ReplyDeleteFunny, isn't it? If "Kill Bill" had been "Kick Bill's Beagle," I'm quite sure the human would refuse to watch it, and strongly worded letters would be written to Mr. Tarantino and the theaters and everyone else involved. But as it is,... well, not only do we watch "Kill Bill," but the other night, the human watched with perfect sang-froid while a guy named Eugene Onegin shot a guy named Lensky (both singing the whole time) and all she had to say about it was, "Wow, can that Hvorostovky sing!" (and something else about "if [she] were twenty years younger" that I didn't catch).
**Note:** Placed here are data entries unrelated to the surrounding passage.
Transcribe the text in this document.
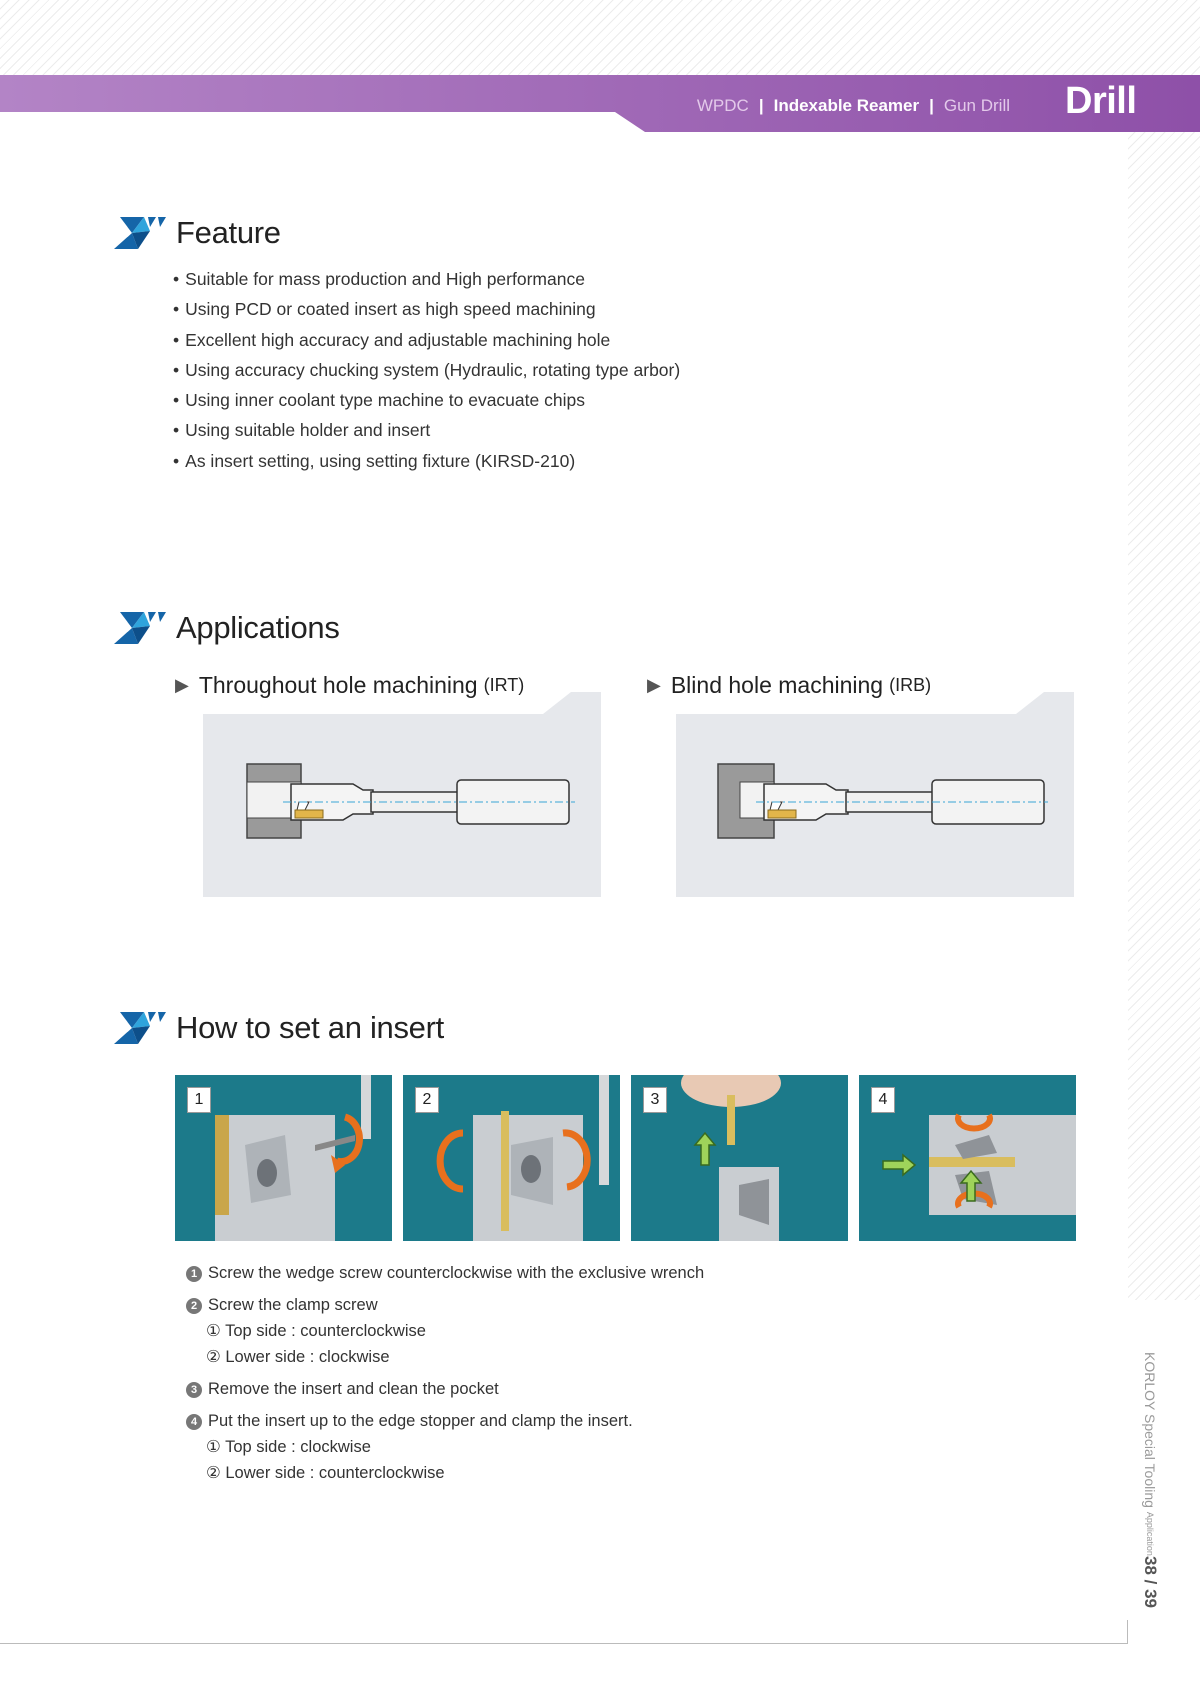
WPDC | Indexable Reamer | Gun Drill Drill
Feature
• Suitable for mass production and High performance
• Using PCD or coated insert as high speed machining
• Excellent high accuracy and adjustable machining hole
• Using accuracy chucking system (Hydraulic, rotating type arbor)
• Using inner coolant type machine to evacuate chips
• Using suitable holder and insert
• As insert setting, using setting fixture (KIRSD-210)
Applications
▶ Throughout hole machining (IRT)	▶ Blind hole machining (IRB)
How to set an insert
1	2	3	4
1 Screw the wedge screw counterclockwise with the exclusive wrench
2 Screw the clamp screw
① Top side : counterclockwise
② Lower side : clockwise
3 Remove the insert and clean the pocket
4 Put the insert up to the edge stopper and clamp the insert.
① Top side : clockwise
② Lower side : counterclockwise	KORLOY Special Tooling Application
38 / 39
It was very strange, because after he killed Lensky, servants came out and helped Onegin dress for a party, because apparently this had been a duel, and it's OK to kill someone in a duel, even an illegal duel, even one conducted not according to the rules of duelling. But Onegin was an aristocrat, which apparently helps.
Also, the human said that Onegin probably had lots of beagles, because he was an aristocrat, but Lensky probably didn't, because he was a poor poet. Which seemed to suggest that I should prefer Onegin to Lensky because, hey, beagles! But I suspect that if Lensky had had just one little dog who went over to his body and sat sadly, it would have made the scene very much more poignant for at least some humans.
I'm glad you understand humans, Roxie because I don't!